Help:Using Wikipedia for mathematics self-study

This is an essay.

It contains the advice or opinions of one or more Wikipedia contributors. This page is not an encyclopedia article, nor is it one of Wikipedia's policies or guidelines, as it has not been thoroughly vetted by the community. Some essays represent widespread norms; others only represent minority viewpoints.

Wikipedia provides one of the more prominent resources on the Web for factual information about contemporary mathematics, with over 20,000 articles on mathematical topics. It is natural that many readers use Wikipedia for the purpose of self-study in mathematics and its applications. Some readers will be simultaneously studying mathematics in a more formal way, while others will rely on Wikipedia alone. There are certain points that need to be borne in mind by anyone using Wikipedia for mathematical self-study, in order to make the best use of what is here, perhaps in conjunction with other resources.

General points

Wikipedia is a reference site, not a website directly designed to teach any topic.
Wikipedia may supplement a textbook by explaining key concepts, but it does not replace a textbook.
Wikipedia is organized as hypertext, meaning that the information you require may not be on one page, but spread over many pages.
In technical subjects, the material may also be technical: there is no restriction on the depth of coverage. The lead section of each article is supposed to give a summary accessible to the general reader.
Wikipedia is a work in progress. Some of our articles are highly polished, while others are in a rougher state. The Wikipedia model relies on volunteers to edit articles, and you're invited to help.

Particular points

Studying mathematics from a reference source is not ideal. Unless you consult Wikipedia to answer a specific question, it is not reasonable to expect instant results.

Mathematics textbooks are conventionally built up carefully one chapter at a time, explaining what mathematicians would call the prerequisites before moving to a new topic. For example, you may think you can study Chapter 10 of a book before Chapter 9, but reading a few pages may then show you that you are wrong. Because Wikipedia's pages are not ordered in the same way, it may be less clear what the prerequisites are, and where to find them, if you are struggling with a new concept.

There is no quick way round the need for prerequisite knowledge, as Euclid is said to have replied to King Ptolemy's request for an easier way of learning mathematics, "there is no Royal Road to geometry". Be prepared for a few moves to get round such blocks, by getting more context. What different readers need by way of introduction will differ widely. Therefore

follow wikilinks to pages on unfamiliar terms, to orient yourself;
look at related pages, either under the "See also" section or using the article's categories.

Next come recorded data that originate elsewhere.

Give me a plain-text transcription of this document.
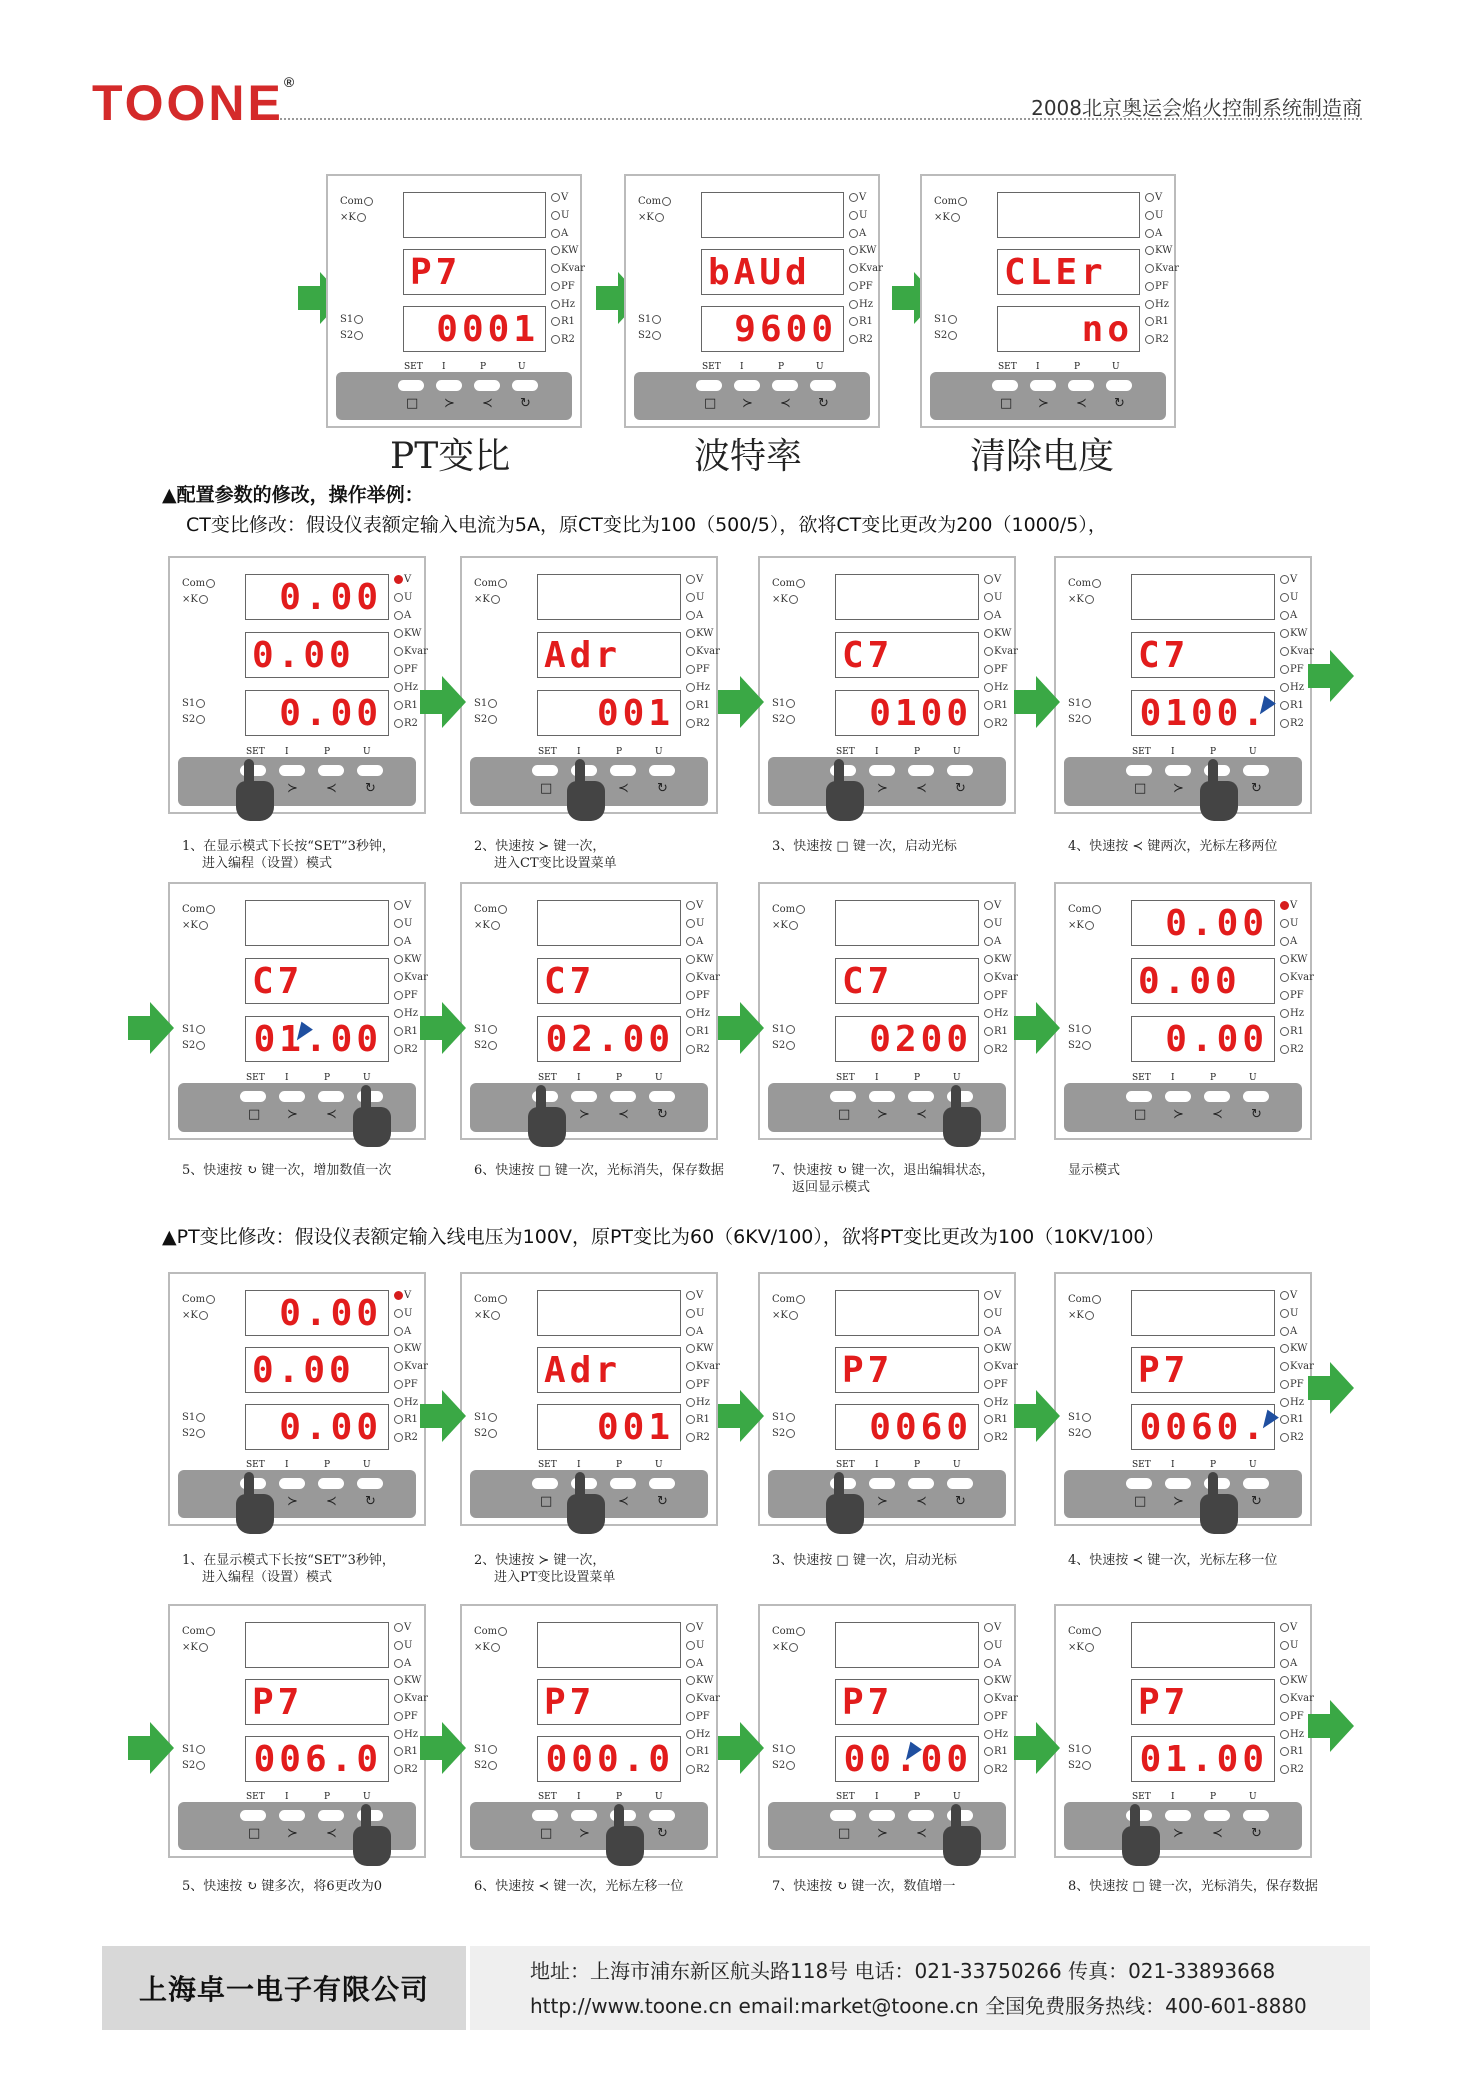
TOONE®
2008北京奥运会焰火控制系统制造商
P7
0001
Com
×K
S1
S2
V
U
A
KW
Kvar
PF
Hz
R1
R2
SET
□
I
≻
P
≺
U
↻
PT变比
bAUd
9600
Com
×K
S1
S2
V
U
A
KW
Kvar
PF
Hz
R1
R2
SET
□
I
≻
P
≺
U
↻
波特率
CLEr
no
Com
×K
S1
S2
V
U
A
KW
Kvar
PF
Hz
R1
R2
SET
□
I
≻
P
≺
U
↻
清除电度
0.00
0.00
0.00
Com
×K
S1
S2
V
U
A
KW
Kvar
PF
Hz
R1
R2
SET I
≻
P
≺
U
↻
1、在显示模式下长按“SET”3秒钟，
进入编程（设置）模式
Adr
001
Com
×K
S1
S2
V
U
A
KW
Kvar
PF
Hz
R1
R2
SET
□
I	P
≺
U
↻
2、快速按 ≻ 键一次，
进入CT变比设置菜单
C7
0100
Com
×K
S1
S2
V
U
A
KW
Kvar
PF
Hz
R1
R2
SET I
≻
P
≺
U
↻
3、快速按 □ 键一次，启动光标
C7
0100.
Com
×K
S1
S2
V
U
A
KW
Kvar
PF
Hz
R1
R2
SET
□
I
≻
P	U
↻
4、快速按 ≺ 键两次，光标左移两位
C7
01.00
Com
×K
S1
S2
V
U
A
KW
Kvar
PF
Hz
R1
R2
SET
□
I
≻
P
≺
U
5、快速按 ↻ 键一次，增加数值一次
C7
02.00
Com
×K
S1
S2
V
U
A
KW
Kvar
PF
Hz
R1
R2
SET I
≻
P
≺
U
↻
6、快速按 □ 键一次，光标消失，保存数据
C7
0200
Com
×K
S1
S2
V
U
A
KW
Kvar
PF
Hz
R1
R2
SET
□
I
≻
P
≺
U
7、快速按 ↻ 键一次，退出编辑状态，
返回显示模式
0.00
0.00
0.00
Com
×K
S1
S2
V
U
A
KW
Kvar
PF
Hz
R1
R2
SET
□
I
≻
P
≺
U
↻
显示模式
0.00
0.00
0.00
Com
×K
S1
S2
V
U
A
KW
Kvar
PF
Hz
R1
R2
SET I
≻
P
≺
U
↻
1、在显示模式下长按“SET”3秒钟，
进入编程（设置）模式
Adr
001
Com
×K
S1
S2
V
U
A
KW
Kvar
PF
Hz
R1
R2
SET
□
I	P
≺
U
↻
2、快速按 ≻ 键一次，
进入PT变比设置菜单
P7
0060
Com
×K
S1
S2
V
U
A
KW
Kvar
PF
Hz
R1
R2
SET I
≻
P
≺
U
↻
3、快速按 □ 键一次，启动光标
P7
0060.
Com
×K
S1
S2
V
U
A
KW
Kvar
PF
Hz
R1
R2
SET
□
I
≻
P	U
↻
4、快速按 ≺ 键一次，光标左移一位
P7
006.0
Com
×K
S1
S2
V
U
A
KW
Kvar
PF
Hz
R1
R2
SET
□
I
≻
P
≺
U
5、快速按 ↻ 键多次，将6更改为0
P7
000.0
Com
×K
S1
S2
V
U
A
KW
Kvar
PF
Hz
R1
R2
SET
□
I
≻
P	U
↻
6、快速按 ≺ 键一次，光标左移一位
P7
00.00
Com
×K
S1
S2
V
U
A
KW
Kvar
PF
Hz
R1
R2
SET
□
I
≻
P
≺
U
7、快速按 ↻ 键一次，数值增一
P7
01.00
Com
×K
S1
S2
V
U
A
KW
Kvar
PF
Hz
R1
R2
SET I
≻
P
≺
U
↻
8、快速按 □ 键一次，光标消失，保存数据
▲配置参数的修改，操作举例：
CT变比修改：假设仪表额定输入电流为5A，原CT变比为100（500/5），欲将CT变比更改为200（1000/5），
▲PT变比修改：假设仪表额定输入线电压为100V，原PT变比为60（6KV/100），欲将PT变比更改为100（10KV/100）
上海卓一电子有限公司
地址：上海市浦东新区航头路118号 电话：021-33750266 传真：021-33893668
http://www.toone.cn email:market@toone.cn 全国免费服务热线：400-601-8880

Absences from the encyclopedia

Mathematics is something that is done rather than read. A mathematics textbook will contain many problems, and solving them is an essential part of learning mathematics. Wikipedia does not have these; by design, Wikipedia is an encyclopedic reference, not a textbook.

When it comes to more advanced topics, mathematics is developed, and largely hangs together, by means of the large body of quite formal proofs that exist in the mathematical literature. Wikipedia does not attempt to condense this material into encyclopedic form, for reasons that are discussed at length in another essay. Wikipedia assembles the facts uncovered by mathematical investigation, and the definitions underlying the abstract theories. In common with other mathematical encyclopedias, it omits most proofs.

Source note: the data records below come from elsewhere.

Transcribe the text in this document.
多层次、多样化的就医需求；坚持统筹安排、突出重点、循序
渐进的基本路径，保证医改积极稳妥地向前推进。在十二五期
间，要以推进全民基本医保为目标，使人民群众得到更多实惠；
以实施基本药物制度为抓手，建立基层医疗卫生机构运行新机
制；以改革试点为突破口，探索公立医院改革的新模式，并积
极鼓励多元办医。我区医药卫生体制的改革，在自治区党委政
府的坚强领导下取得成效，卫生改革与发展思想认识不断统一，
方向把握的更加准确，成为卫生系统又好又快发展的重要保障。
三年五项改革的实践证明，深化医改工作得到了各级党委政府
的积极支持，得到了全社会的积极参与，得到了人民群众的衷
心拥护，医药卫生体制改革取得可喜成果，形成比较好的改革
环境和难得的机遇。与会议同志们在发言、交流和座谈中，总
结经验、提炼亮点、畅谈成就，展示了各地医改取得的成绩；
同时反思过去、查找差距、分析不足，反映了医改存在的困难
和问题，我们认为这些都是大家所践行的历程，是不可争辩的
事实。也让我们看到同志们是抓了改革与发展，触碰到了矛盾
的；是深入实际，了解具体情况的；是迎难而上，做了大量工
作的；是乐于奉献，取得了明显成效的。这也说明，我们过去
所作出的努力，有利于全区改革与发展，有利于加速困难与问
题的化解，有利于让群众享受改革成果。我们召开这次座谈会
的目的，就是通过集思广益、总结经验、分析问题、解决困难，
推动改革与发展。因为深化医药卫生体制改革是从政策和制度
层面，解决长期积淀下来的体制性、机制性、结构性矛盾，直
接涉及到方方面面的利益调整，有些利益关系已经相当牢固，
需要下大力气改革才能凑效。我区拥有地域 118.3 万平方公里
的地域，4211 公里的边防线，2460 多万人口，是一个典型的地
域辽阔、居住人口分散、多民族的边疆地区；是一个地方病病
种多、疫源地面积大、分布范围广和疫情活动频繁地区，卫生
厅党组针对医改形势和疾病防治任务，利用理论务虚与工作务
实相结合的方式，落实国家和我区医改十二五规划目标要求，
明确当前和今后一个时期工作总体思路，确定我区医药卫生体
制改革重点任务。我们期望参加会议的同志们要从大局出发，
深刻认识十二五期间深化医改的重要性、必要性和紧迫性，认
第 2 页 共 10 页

Although learning mathematics involves memorization of such factual knowledge concerning the content of mathematical theories, memorization is not enough. To become a mathematician you must acquire the skills of creating proofs and doing calculations for yourself, to internalize the material. Therefore you must go beyond the outlines a Wikipedia article can supply.

Caveats

Remember that every source potentially contains errors, so do not put too much trust into a single account. Verify proofs and calculations yourself.

Ways to use Wikipedia

Talk pages (the "Discussion" tab at the top of article pages) are the best way to raise particular queries about the content of an article.
The mathematics reference desk is useful if you have a question and don't know where to look up the answer.
Explore the category system.
The mathematics portal is a good "way in" to mathematics articles on Wikipedia.

If you doubt, ask at the mathematics reference desk. No one on Wikipedia is going to do your maths homework for you... but if you ask the right question they might point you to some information that will enable you to do it for yourself.

Sister projects

For those engaged in self-study, some of Wikipedia's sister projects may help. These have different and definite purposes:

Wikibooks is a collection of collectively-written textbooks;
Wikisource is a repository of free texts of all sorts;
Wikiversity is a collection of teaching materials;
Simple English Wikipedia is a version of Wikipedia that is more accessible for both children and adults who are learning English.